Sarkozy : droit dans le mur

Mémoire et histoire sont trop souvent confondues par les hommes politiques. Or, les deux termes ont un sens bien différent.

Mémoire et Histoire : des notions différentes

La mémoire est de l’ordre du souvenir, de l’émotion, du vécu, du point de vue, du ressenti. Elle est éminemment subjective parce qu’elle suppose des choix (conscients et inconscients). Elle sécrète l’oubli, car elle est une sélection entre ce qui mérite d’être retenu et ce qu’il convient d’oublier. Il suffit de rappeler, par exemple, que l’existence de lois mémorielles vise à lutter collectivement contre l’oubli, bien que la mémoire puisse être également défaillante ou sujette à discussion.
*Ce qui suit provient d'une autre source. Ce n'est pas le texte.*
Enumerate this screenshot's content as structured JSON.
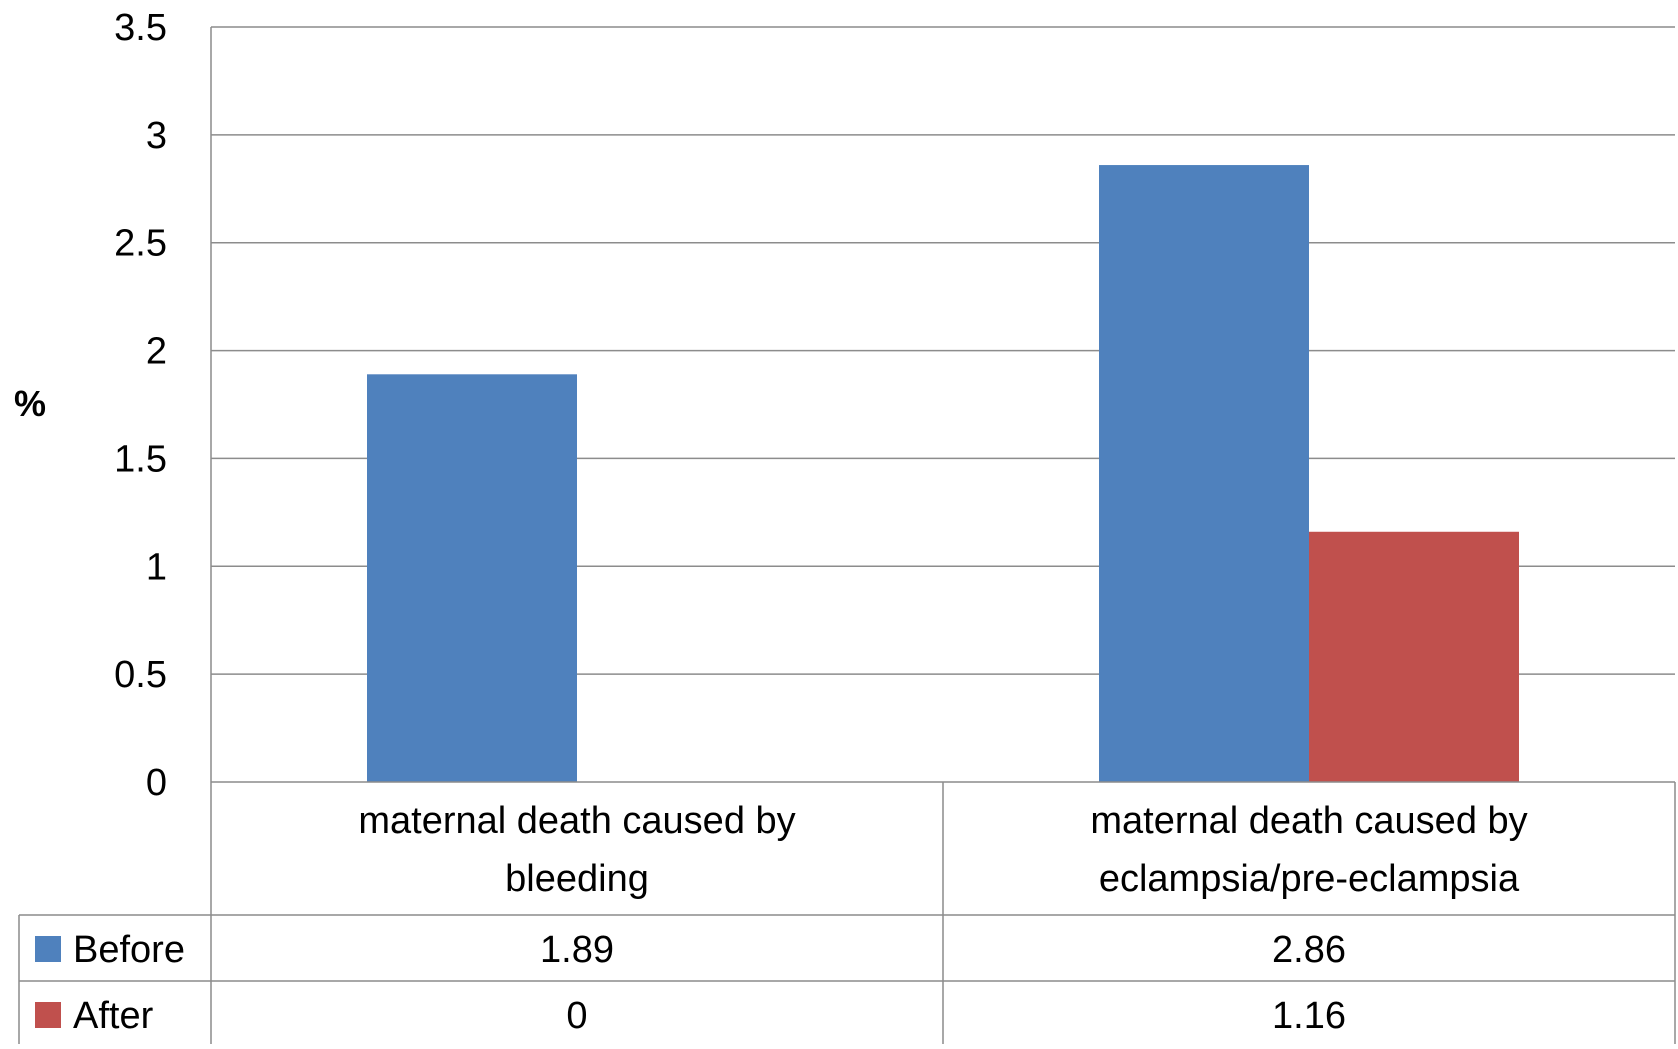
{
  "chart_data": {
    "type": "bar",
    "title": "",
    "xlabel": "",
    "ylabel": "%",
    "ylim": [
      0,
      3.5
    ],
    "yticks": [
      "0",
      "0.5",
      "1",
      "1.5",
      "2",
      "2.5",
      "3",
      "3.5"
    ],
    "grid": true,
    "legend": "data-table",
    "categories": [
      [
        "maternal death caused by",
        "bleeding"
      ],
      [
        "maternal death caused by",
        "eclampsia/pre-eclampsia"
      ]
    ],
    "series": [
      {
        "name": "Before",
        "values": [
          1.89,
          2.86
        ],
        "labels": [
          "1.89",
          "2.86"
        ],
        "color": "#4f81bd"
      },
      {
        "name": "After",
        "values": [
          0,
          1.16
        ],
        "labels": [
          "0",
          "1.16"
        ],
        "color": "#c0504d"
      }
    ]
  }
}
L’histoire, en revanche, se définit par la mise à distance, la reconstruction problématisée du passé. Elle tend à l’objectivité parce qu’elle suppose un décentrement du regard, une mise à distance du souvenir, de l’émotion, du point de vue, du ressenti. Elle appelle donc la réflexion, l’analyse et implique la possibilité de changer de point de vue.

La nouvelle polémique au sujet de la présence (douteuse) de Nicolas Sarkozy à Berlin, le soir du 9 novembre 1989, au moment des premières brèches dans le Mur, est un cas intéressant de télescopage des deux notions au service d’une utilisation intéressée à des fins politiques.

Sarkozy affirme qu’il ne rasait pas les murs à Berlin

Au fond, ce qui est important, ce n’est pas tant la présence (réelle ou supposée) de Nicolas Sarkozy à Berlin, que le message implicite que le président de la République a voulu donner de lui-même au monde entier en publiant, dimanche 8 novembre à 04:44, sur le réseau social Facebook, une photo le représentant, maillet et burin à la main, devant le Mur qui sépara, pendant 28 ans, les deux Allemagne et, au-delà d’elles, les blocs de l’est et de l’ouest. Car Sarkozy, ce soir-là, ne rasait pas les murs, qu’on se le dise, mais il était aux avant-postes devant le Mur.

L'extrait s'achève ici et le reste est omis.